Ireland will never forget JFK according to Prime Minister Enda Kenny who told a Wexford celebration of the President’s visit that his legacy will live long on both sides of the Atlantic.

The Irish leader formally welcomed the extended Kennedy clan, led by JFK’s daughter Caroline and sister Jean, to the town of New Ross for Saturday’s homecoming.

Addressing the huge crowd at the party to commemorate the 50th anniversary of the President’s visit to his homeland, Kenny spoke warmly of the Kennedy family and Ireland’s links with America.

He said: “We recall the young president’s faith and confidence in an ancient nation, a young Republic.

“That our future is as promising as our past is proud.... that our destiny lies not as a peaceful island in a sea of troubles.... but as a maker and shaper of world peace’.”

The Irish Times
reports that PM Kenny welcomed guests and said they were particularly honoured to have among them John F Kennedy’s daughter, Caroline Kennedy.

He added: “Just this week, world leaders have been meeting on this island to discuss such making and shaping. President Kennedy’s preoccupations - hunger, malnutrition, war, peace- remain priorities today.”

Caroline Kennedy and her family were the guests of honour as Kenny officially opened a new visitor centre in the Wexford homeland.

She told the crowd: “We treasure our relationship with Ireland.”

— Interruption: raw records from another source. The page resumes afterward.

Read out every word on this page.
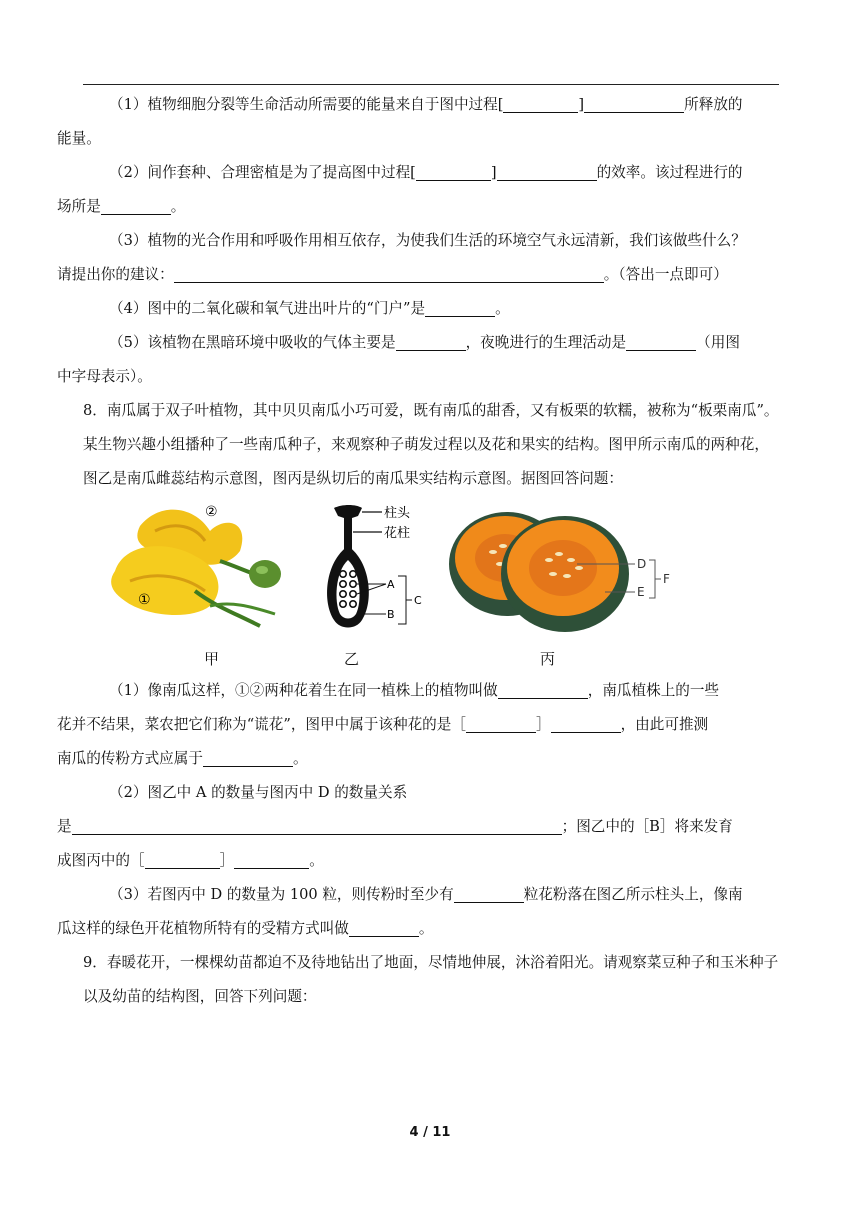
（1）植物细胞分裂等生命活动所需要的能量来自于图中过程[	]	所释放的
能量。

（2）间作套种、合理密植是为了提高图中过程[	]	的效率。该过程进行的
场所是	。

（3）植物的光合作用和呼吸作用相互依存，为使我们生活的环境空气永远清新，我们该做些什么？
请提出你的建议：	。（答出一点即可）

（4）图中的二氧化碳和氧气进出叶片的“门户”是	。

（5）该植物在黑暗环境中吸收的气体主要是	，夜晚进行的生理活动是	（用图
中字母表示）。

8．南瓜属于双子叶植物，其中贝贝南瓜小巧可爱，既有南瓜的甜香，又有板栗的软糯，被称为“板栗南瓜”。某生物兴趣小组播种了一些南瓜种子，来观察种子萌发过程以及花和果实的结构。图甲所示南瓜的两种花，图乙是南瓜雌蕊结构示意图，图丙是纵切后的南瓜果实结构示意图。据图回答问题：

②
①
甲
柱头
花柱
A
B
C
乙
D
E
F
丙

（1）像南瓜这样，①②两种花着生在同一植株上的植物叫做	，南瓜植株上的一些
花并不结果，菜农把它们称为“谎花”，图甲中属于该种花的是［	］	，由此可推测
南瓜的传粉方式应属于	。

（2）图乙中 A 的数量与图丙中 D 的数量关系
是	；图乙中的［B］将来发育
成图丙中的［	］	。

（3）若图丙中 D 的数量为 100 粒，则传粉时至少有	粒花粉落在图乙所示柱头上，像南
瓜这样的绿色开花植物所特有的受精方式叫做	。

9．春暖花开，一棵棵幼苗都迫不及待地钻出了地面，尽情地伸展，沐浴着阳光。请观察菜豆种子和玉米种子以及幼苗的结构图，回答下列问题：

4 / 11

Accompanied by her husband Edwin and their three children Rose, Tatiana and Jack, Caroline visited the Kennedy family homestead in Dunganstown for the official opening of the impressive Kennedy Homestead Visitor Centre.

The new attraction tells the story of JFK’s 1963 visit and the wider story of the Kennedy family’s roots in New Ross where Patrick Kennedy left for Boston in the 1840s.

The quayside in New Ross witnessed the arrival of a flame, lit on Tuesday at the eternal flame on the assassinated president’s grave in Arlington Cemetery in Virginia.

The flame was presented to Irish PM Kenny by Jean Kennedy Smith, former US ambassador to Ireland.

A group of special Olympians then carried the flame to a new feature in front of the Dunbrody famine ship and visitor centre, a replica vessel to the ship of the same name on which Patrick Kennedy left Ireland for Liverpool and ultimately the New World.